Scientists investigate how T cells in colorectal tumors actively fight cancer

In recent years, a standard follow-up to colorectal cancer surgery has been to analyze the tumor tissue for the presence of immune cells. Finding high quantities of cytotoxic T cells, or "killer cells", means that there is a good chance that the disease will take a favorable course and that the risk of metastasis is comparatively low.

It has been unclear whether the presence of T cells in tumor tissue is just a matter of chance in more benign tumors, or whether the immune cells are specifically and actively responding to the cancer and thus contribute to a more favorable prognosis. Their mere presence does necessarily mean that the body is mounting an immune response against the malignant tissue, because tumors have many ways to inactivate immune cells.

Professor Dr. Philipp Beckhove, an immunologist from the German Cancer Research Center (Deutsches Krebsforschungszentrum, DKFZ), has now collaborated with surgeons from Heidelberg and Dresden University Hospitals to investigate whether the T cells in colorectal tumors are in fact actively fighting the cancer.

Cytotoxic T cells that are activated because they recognize a specific characteristic of the tumor (a "tumor antigen") produce a combination of three immune mediators. In particular, activated killer cells produce high levels of tumor necrosis factor (TNF) alpha. Beckhove's research team found high TNF alpha levels exclusively in colorectal tumors from patients in whose blood or bone marrow they could also detect memory T cells that responded specifically to the tumor.

The scientists studied cytotoxic T cells that had been isolated from patient blood or tumor tissue. They discovered that only T cells which were simultaneously activated by specific tumor proteins produced TNF alpha. They found that the total quantity of TNF alpha in the tumor correlated to the number of killer cells producing it.

This was true for tissue samples from 88 colorectal cancer patients - could the results be extended to other patients as well? If so, levels of TNF alpha might serve as a valuable, independent biomarker that could be used in a prognosis for the disease. To test the idea, the scientists samples from another 102 bowel cancer patients.

They compared the amount of TNF alpha with other characteristics of tumors that might have an impact on the course of the disease. These included the TNM classification (a way of classifying malignant tumors according to their size, differentiation grade and metastases), the number of regulatory T cells, the number of inflammatory cells that promote tumor growth, and levels of a substance that suppresses immune responses.
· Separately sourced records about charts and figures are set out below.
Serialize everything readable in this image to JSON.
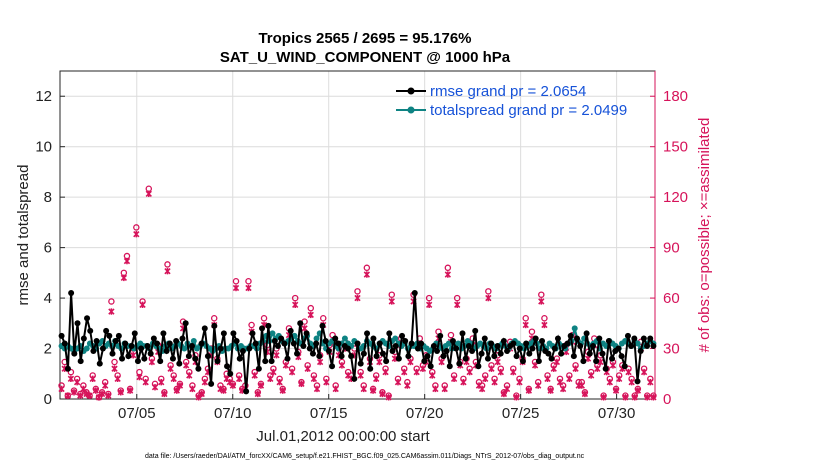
{
  "chart_data": {
    "type": "line",
    "title_line1": "Tropics 2565 / 2695 = 95.176%",
    "title_line2": "SAT_U_WIND_COMPONENT @ 1000 hPa",
    "xlabel": "Jul.01,2012 00:00:00 start",
    "ylabel_left": "rmse and totalspread",
    "ylabel_right": "# of obs: o=possible; ×=assimilated",
    "xlim": [
      1,
      32
    ],
    "ylim_left": [
      0,
      13
    ],
    "ylim_right": [
      0,
      195
    ],
    "x_ticks": [
      {
        "x": 5,
        "label": "07/05"
      },
      {
        "x": 10,
        "label": "07/10"
      },
      {
        "x": 15,
        "label": "07/15"
      },
      {
        "x": 20,
        "label": "07/20"
      },
      {
        "x": 25,
        "label": "07/25"
      },
      {
        "x": 30,
        "label": "07/30"
      }
    ],
    "y_ticks_left": [
      "0",
      "2",
      "4",
      "6",
      "8",
      "10",
      "12"
    ],
    "y_ticks_right": [
      "0",
      "30",
      "60",
      "90",
      "120",
      "150",
      "180"
    ],
    "grid": true,
    "legend_position": "top-right",
    "colors": {
      "rmse": "#000000",
      "totalspread": "#0e8383",
      "obs": "#d6135a",
      "legend_text": "#1652d8"
    },
    "series": [
      {
        "name": "rmse grand pr = 2.0654",
        "key": "rmse",
        "values": [
          2.5,
          2.2,
          1.2,
          4.2,
          1.8,
          3.0,
          1.5,
          2.4,
          3.2,
          2.7,
          1.9,
          2.3,
          1.4,
          2.0,
          2.7,
          2.5,
          1.8,
          2.3,
          2.5,
          1.6,
          2.2,
          1.7,
          2.1,
          2.6,
          1.5,
          2.0,
          1.6,
          2.1,
          1.8,
          2.4,
          2.2,
          1.5,
          2.6,
          1.9,
          2.2,
          1.6,
          2.3,
          1.4,
          2.4,
          3.0,
          1.7,
          2.1,
          1.6,
          1.2,
          2.2,
          2.8,
          1.7,
          0.6,
          2.9,
          1.5,
          2.0,
          2.6,
          1.3,
          1.0,
          2.6,
          2.3,
          1.6,
          1.9,
          0.3,
          2.0,
          2.6,
          2.2,
          1.2,
          2.8,
          1.5,
          2.9,
          1.5,
          2.3,
          2.1,
          2.4,
          2.2,
          1.6,
          2.7,
          2.2,
          1.8,
          3.0,
          2.1,
          2.6,
          2.0,
          1.8,
          2.2,
          1.7,
          2.9,
          2.3,
          1.9,
          1.3,
          2.4,
          2.2,
          1.7,
          2.1,
          2.0,
          1.7,
          0.8,
          2.2,
          1.4,
          1.8,
          2.6,
          1.2,
          2.4,
          1.7,
          2.2,
          1.8,
          1.5,
          2.6,
          1.9,
          2.1,
          1.6,
          2.5,
          2.3,
          1.7,
          2.2,
          4.2,
          2.0,
          2.2,
          1.5,
          1.7,
          1.3,
          2.1,
          1.9,
          2.5,
          1.7,
          1.9,
          1.3,
          2.3,
          2.0,
          1.4,
          2.6,
          1.6,
          2.1,
          1.9,
          2.7,
          1.3,
          1.8,
          2.4,
          1.6,
          2.2,
          1.7,
          2.1,
          1.8,
          2.3,
          1.9,
          2.1,
          2.2,
          1.7,
          2.0,
          1.5,
          2.2,
          1.8,
          2.0,
          2.4,
          1.5,
          2.3,
          1.9,
          1.8,
          1.6,
          2.0,
          2.4,
          1.8,
          2.1,
          2.2,
          2.5,
          1.7,
          2.4,
          2.1,
          1.5,
          2.6,
          1.8,
          2.1,
          1.5,
          2.4,
          1.8,
          1.2,
          2.3,
          1.6,
          1.9,
          2.0,
          1.7,
          1.3,
          2.5,
          2.1,
          2.4,
          0.7,
          1.9,
          2.4,
          2.1,
          2.4,
          2.1
        ]
      },
      {
        "name": "totalspread grand pr = 2.0499",
        "key": "totalspread",
        "values": [
          2.1,
          2.0,
          2.1,
          2.0,
          1.9,
          2.0,
          2.1,
          1.9,
          2.0,
          2.2,
          2.1,
          2.0,
          2.2,
          2.3,
          2.1,
          2.2,
          2.1,
          2.3,
          2.1,
          2.0,
          2.2,
          2.1,
          2.1,
          2.0,
          2.1,
          2.2,
          2.1,
          2.1,
          2.0,
          2.2,
          2.1,
          2.0,
          1.9,
          2.1,
          2.2,
          2.0,
          2.1,
          2.2,
          2.1,
          2.0,
          2.2,
          2.1,
          2.3,
          2.0,
          2.1,
          2.2,
          2.1,
          2.0,
          1.9,
          2.0,
          2.1,
          1.9,
          2.0,
          2.0,
          2.1,
          2.2,
          2.0,
          2.1,
          2.0,
          2.0,
          2.1,
          2.1,
          2.0,
          2.2,
          2.3,
          2.5,
          2.3,
          2.6,
          2.4,
          2.5,
          2.3,
          2.2,
          2.3,
          2.4,
          2.5,
          2.3,
          2.2,
          2.4,
          2.5,
          2.2,
          2.1,
          2.4,
          2.6,
          2.2,
          2.0,
          2.2,
          2.3,
          2.1,
          2.0,
          2.2,
          2.4,
          2.2,
          2.1,
          2.3,
          2.2,
          2.0,
          2.1,
          2.3,
          2.2,
          2.1,
          2.0,
          2.2,
          2.3,
          2.2,
          2.1,
          2.3,
          2.4,
          2.2,
          2.1,
          2.2,
          2.0,
          2.1,
          2.1,
          2.2,
          2.0,
          2.1,
          2.0,
          1.9,
          2.0,
          2.2,
          2.1,
          2.0,
          2.1,
          2.2,
          2.0,
          2.1,
          2.2,
          2.0,
          2.1,
          2.3,
          2.2,
          2.0,
          2.1,
          2.2,
          2.1,
          2.0,
          2.2,
          2.1,
          2.0,
          2.1,
          2.2,
          2.1,
          2.0,
          2.2,
          2.3,
          2.2,
          2.1,
          2.0,
          2.1,
          2.2,
          2.3,
          2.2,
          2.0,
          2.1,
          2.0,
          2.2,
          2.1,
          2.0,
          2.2,
          2.1,
          2.0,
          2.2,
          2.3,
          2.8,
          2.3,
          2.2,
          2.4,
          2.2,
          2.1,
          2.2,
          2.3,
          2.0,
          2.2,
          2.1,
          2.3,
          2.2,
          2.1,
          2.0,
          2.2,
          2.3,
          2.2,
          2.1,
          2.3,
          2.2,
          2.0,
          2.1,
          2.2,
          2.3,
          2.2
        ]
      },
      {
        "name": "obs possible",
        "key": "obs_possible",
        "axis": "right",
        "values": [
          8,
          22,
          2,
          16,
          5,
          12,
          3,
          8,
          4,
          2,
          14,
          6,
          1,
          4,
          10,
          3,
          58,
          22,
          14,
          5,
          75,
          85,
          6,
          30,
          102,
          16,
          58,
          12,
          125,
          24,
          9,
          32,
          12,
          4,
          80,
          20,
          14,
          6,
          9,
          46,
          22,
          16,
          8,
          26,
          2,
          4,
          12,
          18,
          30,
          48,
          24,
          8,
          6,
          15,
          12,
          9,
          70,
          14,
          6,
          8,
          70,
          44,
          16,
          4,
          9,
          48,
          32,
          14,
          18,
          30,
          12,
          6,
          22,
          42,
          18,
          60,
          28,
          10,
          46,
          20,
          54,
          14,
          8,
          26,
          48,
          12,
          32,
          38,
          8,
          30,
          22,
          34,
          16,
          14,
          30,
          64,
          16,
          8,
          78,
          24,
          6,
          14,
          26,
          4,
          18,
          2,
          62,
          28,
          12,
          36,
          18,
          10,
          24,
          62,
          18,
          36,
          20,
          26,
          60,
          16,
          8,
          40,
          24,
          8,
          78,
          38,
          14,
          60,
          22,
          12,
          24,
          18,
          36,
          22,
          10,
          8,
          14,
          64,
          20,
          12,
          26,
          18,
          4,
          8,
          34,
          18,
          2,
          12,
          24,
          48,
          6,
          40,
          22,
          10,
          62,
          48,
          14,
          6,
          20,
          24,
          12,
          8,
          32,
          14,
          38,
          20,
          10,
          10,
          4,
          28,
          16,
          36,
          20,
          26,
          2,
          18,
          12,
          22,
          6,
          14,
          20,
          2,
          18,
          12,
          2,
          6,
          34,
          18,
          2,
          12,
          2
        ]
      },
      {
        "name": "obs assimilated",
        "key": "obs_assimilated",
        "axis": "right",
        "values": [
          6,
          18,
          2,
          12,
          4,
          10,
          2,
          6,
          3,
          2,
          12,
          5,
          1,
          3,
          8,
          2,
          52,
          18,
          12,
          4,
          72,
          82,
          5,
          26,
          98,
          13,
          56,
          10,
          122,
          22,
          7,
          28,
          10,
          3,
          76,
          18,
          12,
          5,
          8,
          42,
          20,
          14,
          6,
          22,
          1,
          3,
          10,
          16,
          26,
          44,
          22,
          6,
          5,
          12,
          10,
          8,
          66,
          12,
          5,
          6,
          66,
          40,
          14,
          3,
          8,
          44,
          28,
          12,
          16,
          26,
          10,
          5,
          20,
          38,
          16,
          56,
          25,
          9,
          42,
          18,
          50,
          12,
          6,
          22,
          44,
          10,
          28,
          34,
          6,
          26,
          20,
          30,
          14,
          12,
          26,
          60,
          14,
          6,
          74,
          22,
          5,
          12,
          22,
          3,
          16,
          1,
          58,
          24,
          10,
          32,
          16,
          8,
          22,
          58,
          16,
          32,
          18,
          22,
          56,
          14,
          6,
          36,
          22,
          6,
          74,
          34,
          12,
          56,
          20,
          10,
          22,
          16,
          32,
          20,
          8,
          6,
          12,
          60,
          18,
          10,
          22,
          16,
          3,
          6,
          30,
          16,
          1,
          10,
          22,
          44,
          5,
          36,
          20,
          8,
          58,
          44,
          12,
          5,
          18,
          22,
          10,
          6,
          28,
          12,
          34,
          18,
          8,
          8,
          3,
          24,
          14,
          32,
          18,
          22,
          1,
          16,
          10,
          20,
          5,
          12,
          18,
          1,
          16,
          10,
          1,
          5,
          30,
          16,
          1,
          10,
          1
        ]
      }
    ],
    "footer": "data file: /Users/raeder/DAI/ATM_forcXX/CAM6_setup/f.e21.FHIST_BGC.f09_025.CAM6assim.011/Diags_NTrS_2012-07/obs_diag_output.nc"
  }
}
The new tissue samples came from 102 patients who had been diagnosed with colorectal cancer diagnosis some time ago, for whom the long-term course of the disease was known. The scientists discovered that high TNF levels were the most reliable indicator of patients who had survived their diagnosis 10 years and who were regarded as cured.

"The TNF level in tumor tissue corresponds to the anti-cancer activity of the cytotoxic T cells," Beckhove says. "This is strong evidence that the prognosis of colorectal cancer patients in fact depends on an active T cell response against the tumor cells. What it means is that TNF alpha levels provide a more accurate method of predicting the course of the disease, compared to simply counting the T cells in tumor tissue."

The immunologist is pleased about the results for another reason as well. "If finding cytotoxic T cells that actively fight the tumor means a good prognosis, it is encouraging evidence for our attempts to develop immunotherapies based on T cells that target colorectal cancer." In the long term, Beckhove and his colleagues plan to develop immunotherapies of exactly this kind.